The Guardian view on fair dealing: name firms bailed out by the state | Editorial | Opinion

If the government supported businesses with £50bn of government-backed coronavirus loans then the public ought to know who the recipients are. By not releasing details of the 1.2m that accessed cheap, and guaranteed, state funding ministers are leaving the government open to accusations that it has something to hide.

This charge is easier to make because the default setting of Boris Johnson’s government has been secrecy. Only when ministers have been taken to court, by the Good Law Project, have they been forced to reveal details of public contracts awarded under emergency rules. The three contracts so far made public represent a sliver of the hundreds signed to procure £15bn of personal protective equipment to protect frontline staff. But they already tell a story, says the Good Law Project, of “staggering sums of money, political connections, vast waste on duff product – and most of all a lack of transparency”.

Concealing information does not aid good governance nor do much for trust in ministerial competence. It is understandable that the government wished to support businesses during the lockdown, so that they could weather the storm of the pandemic. But 1.17m loans worth £35.5bn have been approved under the bounce-back scheme, which is aimed at small- and medium-sized enterprises and comes with a 100% state guarantee.

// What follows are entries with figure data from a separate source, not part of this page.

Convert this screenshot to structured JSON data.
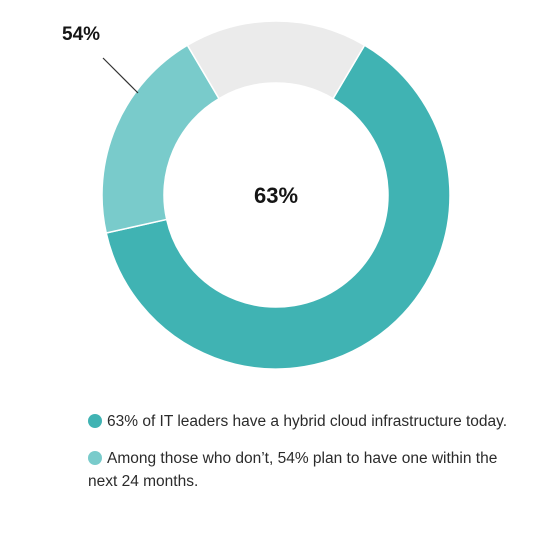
{
  "chart_data": {
    "type": "pie",
    "style": "donut",
    "center_label": "63%",
    "callout_label": "54%",
    "segments": [
      {
        "name": "hybrid cloud today",
        "value": 63,
        "color": "#40b3b3"
      },
      {
        "name": "plan within 24 months",
        "value": 20,
        "color": "#79cbcb"
      },
      {
        "name": "remaining",
        "value": 17,
        "color": "#ebebeb"
      }
    ],
    "legend": [
      {
        "text": "63% of IT leaders have a hybrid cloud infrastructure today.",
        "color": "#40b3b3"
      },
      {
        "text": "Among those who don’t, 54% plan to have one within the next 24 months.",
        "color": "#79cbcb"
      }
    ]
  }
}
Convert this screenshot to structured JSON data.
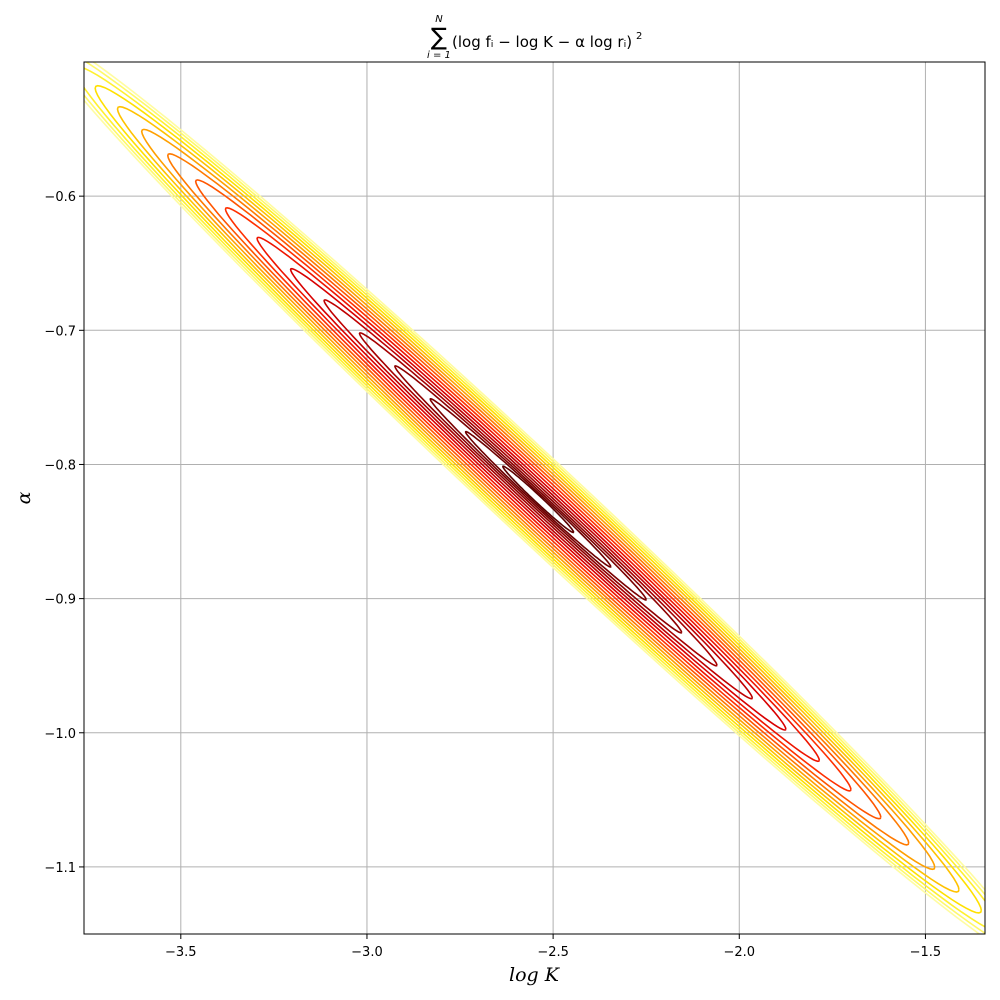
{
  "chart_data": {
    "type": "contour",
    "title": {
      "sum_symbol": "∑",
      "upper_limit": "N",
      "lower_limit": "i = 1",
      "expression": "(log fᵢ − log K − α log rᵢ)",
      "exponent": "2"
    },
    "xlabel": "log K",
    "ylabel": "α",
    "xlim": [
      -3.76,
      -1.34
    ],
    "ylim": [
      -1.15,
      -0.5
    ],
    "xticks": [
      -3.5,
      -3.0,
      -2.5,
      -2.0,
      -1.5
    ],
    "xtick_labels": [
      "−3.5",
      "−3.0",
      "−2.5",
      "−2.0",
      "−1.5"
    ],
    "yticks": [
      -0.6,
      -0.7,
      -0.8,
      -0.9,
      -1.0,
      -1.1
    ],
    "ytick_labels": [
      "−0.6",
      "−0.7",
      "−0.8",
      "−0.9",
      "−1.0",
      "−1.1"
    ],
    "grid": true,
    "colormap": "hot",
    "minimum": {
      "logK": -2.54,
      "alpha": -0.826
    },
    "levels": [
      {
        "halfwidth_x": 0.095,
        "color": "#5a0000"
      },
      {
        "halfwidth_x": 0.195,
        "color": "#6e0000"
      },
      {
        "halfwidth_x": 0.29,
        "color": "#7a0000"
      },
      {
        "halfwidth_x": 0.385,
        "color": "#8e0000"
      },
      {
        "halfwidth_x": 0.48,
        "color": "#a50000"
      },
      {
        "halfwidth_x": 0.575,
        "color": "#bf0000"
      },
      {
        "halfwidth_x": 0.665,
        "color": "#d80000"
      },
      {
        "halfwidth_x": 0.755,
        "color": "#ee1500"
      },
      {
        "halfwidth_x": 0.84,
        "color": "#ff3000"
      },
      {
        "halfwidth_x": 0.92,
        "color": "#ff5500"
      },
      {
        "halfwidth_x": 0.995,
        "color": "#ff7a00"
      },
      {
        "halfwidth_x": 1.065,
        "color": "#ffa000"
      },
      {
        "halfwidth_x": 1.13,
        "color": "#ffc200"
      },
      {
        "halfwidth_x": 1.19,
        "color": "#ffe000"
      },
      {
        "halfwidth_x": 1.245,
        "color": "#fff030"
      },
      {
        "halfwidth_x": 1.295,
        "color": "#fff96a"
      },
      {
        "halfwidth_x": 1.34,
        "color": "#fffca0"
      }
    ],
    "ellipse_slope": -0.2575,
    "ellipse_minor_width": 0.0255
  }
}
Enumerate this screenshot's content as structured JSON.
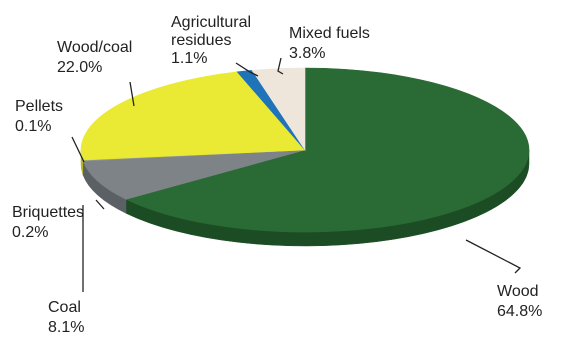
{
  "chart_data": {
    "type": "pie",
    "style": "3d",
    "slices": [
      {
        "name": "Wood",
        "value": 64.8,
        "value_label": "64.8%",
        "color": "#2a6a34",
        "side_color": "#1c4c24"
      },
      {
        "name": "Coal",
        "value": 8.1,
        "value_label": "8.1%",
        "color": "#7e8388",
        "side_color": "#5b6065"
      },
      {
        "name": "Briquettes",
        "value": 0.2,
        "value_label": "0.2%",
        "color": "#8d9196",
        "side_color": "#676b70"
      },
      {
        "name": "Pellets",
        "value": 0.1,
        "value_label": "0.1%",
        "color": "#d9d93a",
        "side_color": "#aaa92a"
      },
      {
        "name": "Wood/coal",
        "value": 22.0,
        "value_label": "22.0%",
        "color": "#eaea34",
        "side_color": "#b9b825"
      },
      {
        "name": "Agricultural residues",
        "value": 1.1,
        "value_label": "1.1%",
        "color": "#1f73b8",
        "side_color": "#175788"
      },
      {
        "name": "Mixed fuels",
        "value": 3.8,
        "value_label": "3.8%",
        "color": "#eee6db",
        "side_color": "#cfc5b8"
      }
    ],
    "labels": [
      {
        "lines": [
          "Wood",
          "64.8%"
        ]
      },
      {
        "lines": [
          "Coal",
          "8.1%"
        ]
      },
      {
        "lines": [
          "Briquettes",
          "0.2%"
        ]
      },
      {
        "lines": [
          "Pellets",
          "0.1%"
        ]
      },
      {
        "lines": [
          "Wood/coal",
          "22.0%"
        ]
      },
      {
        "lines": [
          "Agricultural",
          "residues",
          "1.1%"
        ]
      },
      {
        "lines": [
          "Mixed fuels",
          "3.8%"
        ]
      }
    ]
  }
}
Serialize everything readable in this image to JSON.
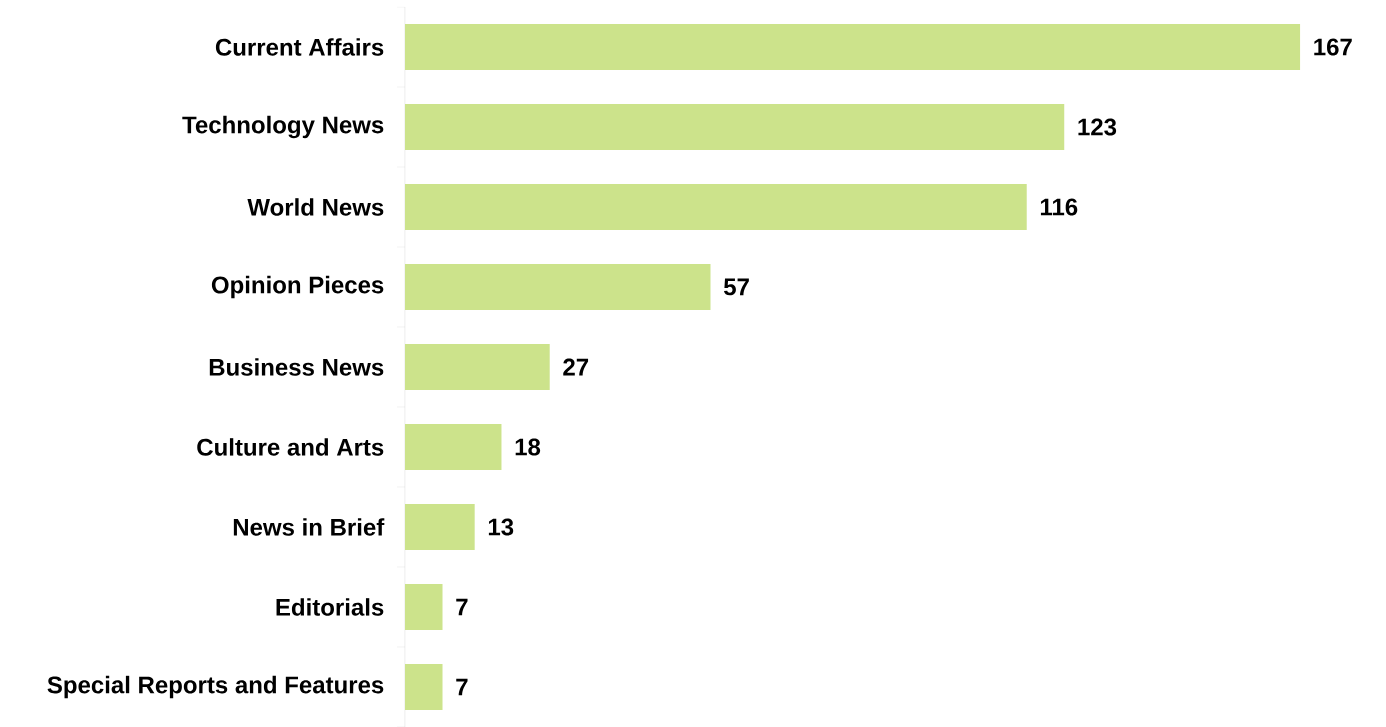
{
  "chart_data": {
    "type": "bar",
    "orientation": "horizontal",
    "categories": [
      "Current Affairs",
      "Technology News",
      "World News",
      "Opinion Pieces",
      "Business News",
      "Culture and Arts",
      "News in Brief",
      "Editorials",
      "Special Reports and Features"
    ],
    "values": [
      167,
      123,
      116,
      57,
      27,
      18,
      13,
      7,
      7
    ],
    "color": "#cce38b",
    "data_labels": true
  }
}
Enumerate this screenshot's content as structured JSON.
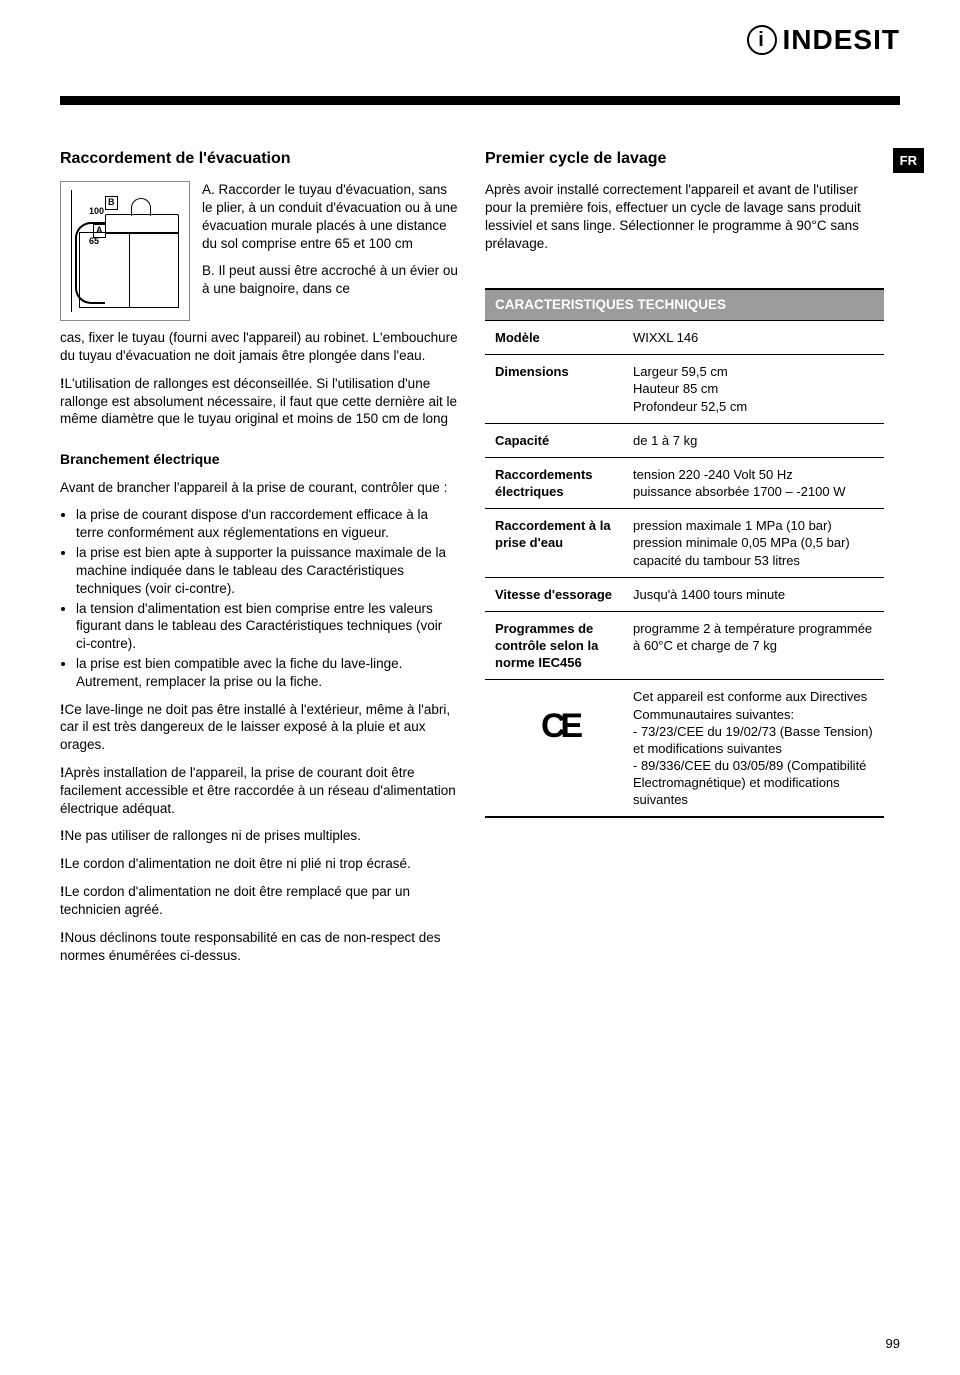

There are only about 1.4m UK private sector businesses with employees. That 80% of UK businesses apparently took advantage of self-certified loans that were granted in 24 hours and for which the state was wholly liable should have rung alarm bells. There are questions here about the nature and extent of the due diligence required by the Treasury and the banks.

To prevent and detect fraud, and to promote transparency, the government must publish the names of companies that received loans. There are no data protection issues or commercial sensitivities to prevent publication. This includes the 60,409 loans worth £13.7bn that have been authorised to companies with sales of up to £45m and the 516 loans worth £3.5bn that have been approved for those with larger turnovers.

The public must be able to see if state cash went to politically connected insiders or was siphoned off into tax havens. Anti-corruption campaigners, led by the Fraud Advisory Panel, warned that without transparency there was a real risk the money would be diverted to fraudsters and that the ease of obtaining loans could see a repeat of the sub-prime mortgage scandal in the banking system.

The stance taken by Rishi Sunak is at odds with the Bank of England, which has disclosed the companies and amounts drawn down under its Covid-19 borrowing scheme. In the US, borrowers that similarly secured more than $150,000 were named. Releasing information on the loans would allow data matching by both the Cabinet Office and rating agencies to see if cash was sent to firms with thin trading histories or directors previously convicted of fraud.

Sunlight is said to be the best of disinfectants, the former US supreme court justice Louis Brandeis once noted, but electric light the most efficient policeman. The jurist was intent on illuminating Wall Street, but the same applies to government today. Knowledge of the facts must be brought home so that voters can rest assured that the state is not being taken for a ride.